Happiness of an approving Conscience! Did not Paul of Tarsus, whom admiring men have since named Saint, feel that _he_ was 'the chief of sinners;' and Nero of Rome, jocund in spirit (_wohlgemuth_), spend much of his time in fiddling? Foolish Wordmonger and Motive-grinder, who in thy Logic-mill hast an earthly mechanism for the Godlike itself, and wouldst fain grind me out Virtue from the husks of Pleasure,--I tell thee, Nay! To the unregenerate Prometheus Vinctus of a man, it is ever the bitterest aggravation of his wretchedness that he is conscious of Virtue, that he feels himself the victim not of suffering only, but of injustice.
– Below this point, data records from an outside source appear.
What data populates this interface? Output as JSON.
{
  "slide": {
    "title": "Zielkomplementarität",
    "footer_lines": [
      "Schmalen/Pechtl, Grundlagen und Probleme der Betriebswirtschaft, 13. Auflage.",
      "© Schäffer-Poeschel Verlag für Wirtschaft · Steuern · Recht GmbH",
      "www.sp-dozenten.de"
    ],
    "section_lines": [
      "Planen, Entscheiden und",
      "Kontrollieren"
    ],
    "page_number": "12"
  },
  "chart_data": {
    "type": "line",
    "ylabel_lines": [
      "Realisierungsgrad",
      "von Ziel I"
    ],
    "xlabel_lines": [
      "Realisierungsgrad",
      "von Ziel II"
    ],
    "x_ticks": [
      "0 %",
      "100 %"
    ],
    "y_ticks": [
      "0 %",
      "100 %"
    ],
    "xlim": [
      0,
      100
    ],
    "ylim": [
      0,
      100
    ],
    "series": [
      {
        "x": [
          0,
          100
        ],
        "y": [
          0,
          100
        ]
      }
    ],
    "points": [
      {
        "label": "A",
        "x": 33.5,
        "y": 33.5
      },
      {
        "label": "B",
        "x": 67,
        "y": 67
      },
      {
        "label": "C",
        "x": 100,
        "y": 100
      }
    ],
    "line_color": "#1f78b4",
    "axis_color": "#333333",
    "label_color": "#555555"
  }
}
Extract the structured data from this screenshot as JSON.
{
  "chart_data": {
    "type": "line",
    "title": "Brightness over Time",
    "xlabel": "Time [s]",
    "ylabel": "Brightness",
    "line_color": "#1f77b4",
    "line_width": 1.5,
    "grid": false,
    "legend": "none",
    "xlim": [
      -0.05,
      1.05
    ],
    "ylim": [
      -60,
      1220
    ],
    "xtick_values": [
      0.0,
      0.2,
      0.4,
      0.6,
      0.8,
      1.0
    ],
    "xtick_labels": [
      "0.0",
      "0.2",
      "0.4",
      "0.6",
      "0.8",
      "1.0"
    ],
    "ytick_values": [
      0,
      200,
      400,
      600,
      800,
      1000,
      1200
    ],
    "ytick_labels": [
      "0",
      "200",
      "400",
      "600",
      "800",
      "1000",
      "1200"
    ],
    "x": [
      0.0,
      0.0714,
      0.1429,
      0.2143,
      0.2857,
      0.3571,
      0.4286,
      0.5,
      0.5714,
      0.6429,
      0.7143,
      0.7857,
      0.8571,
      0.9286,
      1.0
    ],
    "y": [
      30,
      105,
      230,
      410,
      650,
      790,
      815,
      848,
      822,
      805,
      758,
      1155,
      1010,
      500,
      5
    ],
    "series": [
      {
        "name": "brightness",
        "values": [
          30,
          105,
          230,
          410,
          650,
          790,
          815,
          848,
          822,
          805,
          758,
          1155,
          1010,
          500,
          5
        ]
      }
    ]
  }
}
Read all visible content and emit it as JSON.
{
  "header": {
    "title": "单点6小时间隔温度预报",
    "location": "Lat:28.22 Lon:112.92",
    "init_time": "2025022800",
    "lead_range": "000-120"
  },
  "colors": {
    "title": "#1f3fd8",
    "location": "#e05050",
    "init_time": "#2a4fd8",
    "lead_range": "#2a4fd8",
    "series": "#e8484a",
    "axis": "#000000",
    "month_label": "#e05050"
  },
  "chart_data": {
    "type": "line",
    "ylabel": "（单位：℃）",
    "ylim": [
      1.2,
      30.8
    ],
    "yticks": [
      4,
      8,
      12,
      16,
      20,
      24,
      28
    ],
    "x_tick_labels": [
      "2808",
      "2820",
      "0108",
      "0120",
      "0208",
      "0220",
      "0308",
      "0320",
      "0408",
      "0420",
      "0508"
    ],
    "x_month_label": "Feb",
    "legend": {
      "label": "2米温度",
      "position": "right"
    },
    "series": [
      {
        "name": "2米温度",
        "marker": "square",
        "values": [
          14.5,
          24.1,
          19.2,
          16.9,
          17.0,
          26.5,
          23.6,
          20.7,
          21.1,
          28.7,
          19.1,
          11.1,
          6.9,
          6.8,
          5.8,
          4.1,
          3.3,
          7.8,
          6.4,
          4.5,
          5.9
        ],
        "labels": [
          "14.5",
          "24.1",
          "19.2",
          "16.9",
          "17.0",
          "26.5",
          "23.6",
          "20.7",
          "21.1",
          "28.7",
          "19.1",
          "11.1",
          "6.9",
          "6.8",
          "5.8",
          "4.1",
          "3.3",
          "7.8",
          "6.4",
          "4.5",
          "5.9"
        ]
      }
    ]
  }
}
What then? Is the heroic inspiration we name Virtue but some Passion; some bubble of the blood, bubbling in the direction others _profit_ by? I know not: only this I know, If what thou namest Happiness be our true aim, then are we all astray. With Stupidity and sound Digestion man may front much.

同类推荐
热门推荐
  • 重生之一梦十年

    重生之一梦十年

    人生若只如初见。叶名扬曾经无数次的念过这句词,却从未想过,有一天时光的伟力会真的将他带到十一年之前,初相见的那一刻。上天知我忆其人,使向梦中人间见。
  • 初中3年

    初中3年

    一个普通的3年,一个难忘的3年,在这里我找到了我的初恋,第一次为了女孩打架,第一次因女孩伤心,第一次了解兄弟,第一次........
  • 猫妖请别闹

    猫妖请别闹

    苏丝娜在放学路上捡到一只受伤的黑猫,在一次父母不在的时间里,黑猫居然化成人在苏丝娜家中晃荡。啊啊啊!额头居然被他亲了?是缔结契约?不带这么玩的!
  • 傲纵都市

    傲纵都市

    一个乾隆帝朝的守朝隐将在乾隆与寒原两个大王朝大战时为了守护朝稷而燃烧自己的异能,然而并没有死去,他的灵魂在位面裂缝中偶逆流到了现代,并且附到了一个高二生身上,让一个默默无闻的人变得不再平凡
  • 撼圣

    撼圣

    李寞睚在末世苦苦挣扎了五十年却还是在最底层摸爬滚打他不甘却没有办法反抗临死前反省自己的一生他在笑如果上天在给我一次机会!
  • 如意宝珠转轮秘密现身成佛金轮咒王经

    如意宝珠转轮秘密现身成佛金轮咒王经

    本书为公版书,为不受著作权法限制的作家、艺术家及其它人士发布的作品,供广大读者阅读交流。
  • 等待都是值得的

    等待都是值得的

    乡村少年,用十几年的等待和努力诠释对梦想和爱情的执着。从年少无知到思念入骨,错过懵懂青涩和相濡以沫,直到牵起你手的那一刻,才发现原来我一直都是深爱你的。遇见,永远都是难得。等待,永远都是值得。没有你,我的梦想再大也不完美。
  • 相思谋:妃常难娶

    相思谋:妃常难娶

    某日某王府张灯结彩,婚礼进行时,突然不知从哪冒出来一个小孩,对着新郎道:“爹爹,今天您的大婚之喜,娘亲让我来还一样东西。”说完提着手中的玉佩在新郎面前晃悠。此话一出,一府宾客哗然,然当大家看清这小孩与新郎如一个模子刻出来的面容时,顿时石化。此时某屋顶,一个绝色女子不耐烦的声音响起:“儿子,事情办完了我们走,别在那磨矶,耽误时间。”新郎一看屋顶上的女子,当下怒火攻心,扔下新娘就往女子所在的方向扑去,吼道:“女人,你给本王站住。”一场爱与被爱的追逐正式开始、、、、、、、
  • 听说你还在

    听说你还在

    “听说你还在等我。”“等你陪我看完这一路风景,陪我终老。”
  • 天武神纪

    天武神纪

    失忆少年出现在这片大陆是偶然还是必然?当记忆恢复,少年又该何去何从?少年的出现,大陆将掀起怎样的波澜?一个个未知的谜团,看主角一步步将它解开!激情,永远是他的主调!猴子说:“人生在世有所为有所不为,活得精彩,死得壮烈,当为我辈男儿!”